Getting Serious about Community Development (Part 14)

How do you deliver your projects? There are 4 levels between the world as we know it and the path of the Yoda master.

It’s a question one can answer in many different ways. The conversation that is most likely to follow is a discussion about tools and techniques. In this post I’d like reorient that discussion in order to have a look at 4 different levels of delivery.

The 4 levels of delivery are based on the extent to which we are capable of developing community around the technical delivery of a project. The drawing below depicts the 4 levels.

Rescuer: the initial level

At this level our client totally depends on our presence. We are hired because we hold the key to solve a problem. Our skills are needed for the client to go from point A to point B. But having a key is one thing; we also need to have a clue.

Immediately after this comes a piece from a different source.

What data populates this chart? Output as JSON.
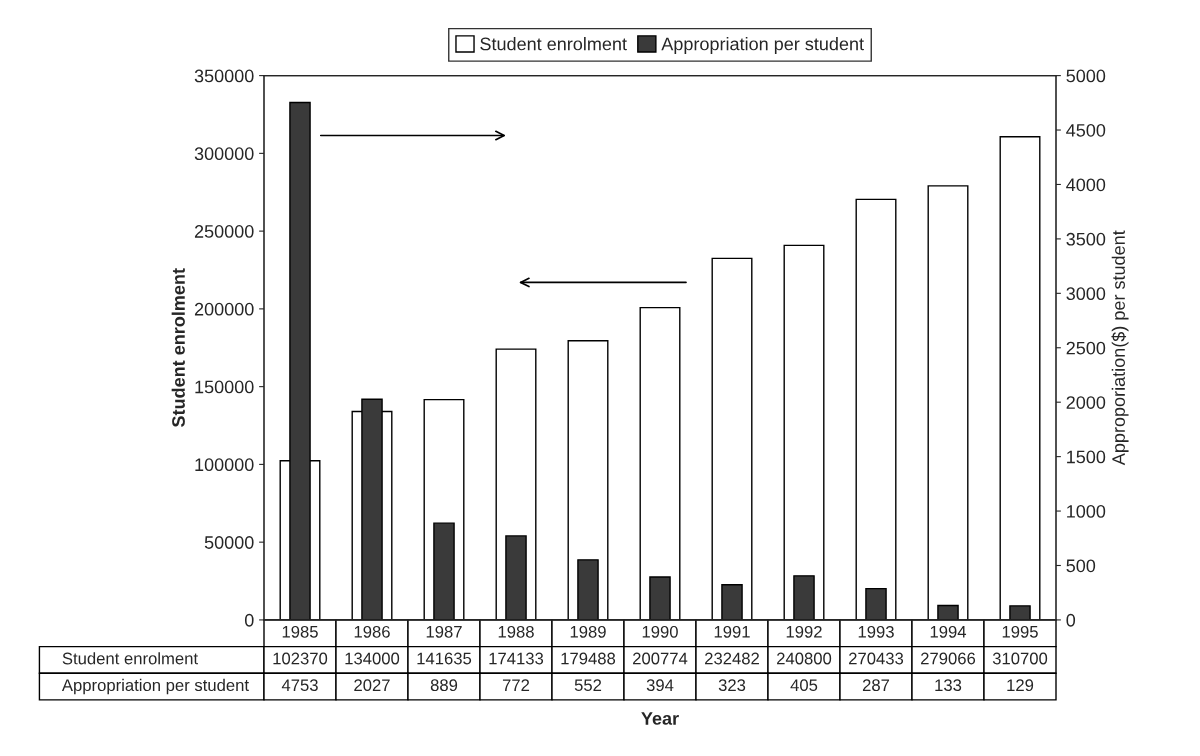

Practitioners who don’t have clue find their comfort zone in perpetuating a victim-rescuer dynamic. But we need to grow out of that level before installation is accomplished. We need to cross the dependency threshold.

Expert: getting things done

The expert delivers according to specs and even widens the insights of a client in terms of what is really needed. Also, the expert is the one who gets things done in project mode. Timelines are accomplished, delivery is singed off and even the transfer of knowledge is done. This is the level of professional installation according to the book.

The only problem is that this level will not get us any further than project installation. Experts have a poor understanding of their own redundancy and this is what keeps them under the realization threshold.

Social Architect: developing community

In the previous post of this series I underscored that the development of a social architecture within an organization is the best way to cultivate ownership over benefits realization. I claimed that the magic happens during project installation; this is where the first realization milestones ought to be set. During project installation the thresholds are defined and agreed upon for benefits realization.

More importantly, during installation we make sure we build the necessary relationships in order to gain the trust and the legitimacy for building a social architecture. Community development around the technical delivery is the only way to reach benefits realization. All practitioners need to have this mindset about their redundancy.

But then again, there is a next level of redundancy we should aspire, the Yoda level if you will…

Yoda: transferring the skill of social architecture

At this level we not only make sure that a social architecture is built around the technical delivery, but we also make sure that our skill of building a social architecture is equally embedded in the client organization. Sure enough this means turning our own vulnerability up another notch.

Transferring the skill of social architecture during installation would mean openness in all of our actions very early on – and most of all openness about all our uncertainties and ambiguities. Like there is no outside. In all honesty, I call this the Yoda level because of that awkward state of mind and also because I have never operated at that level myself. Yet I feel like it is a path worth pursuing.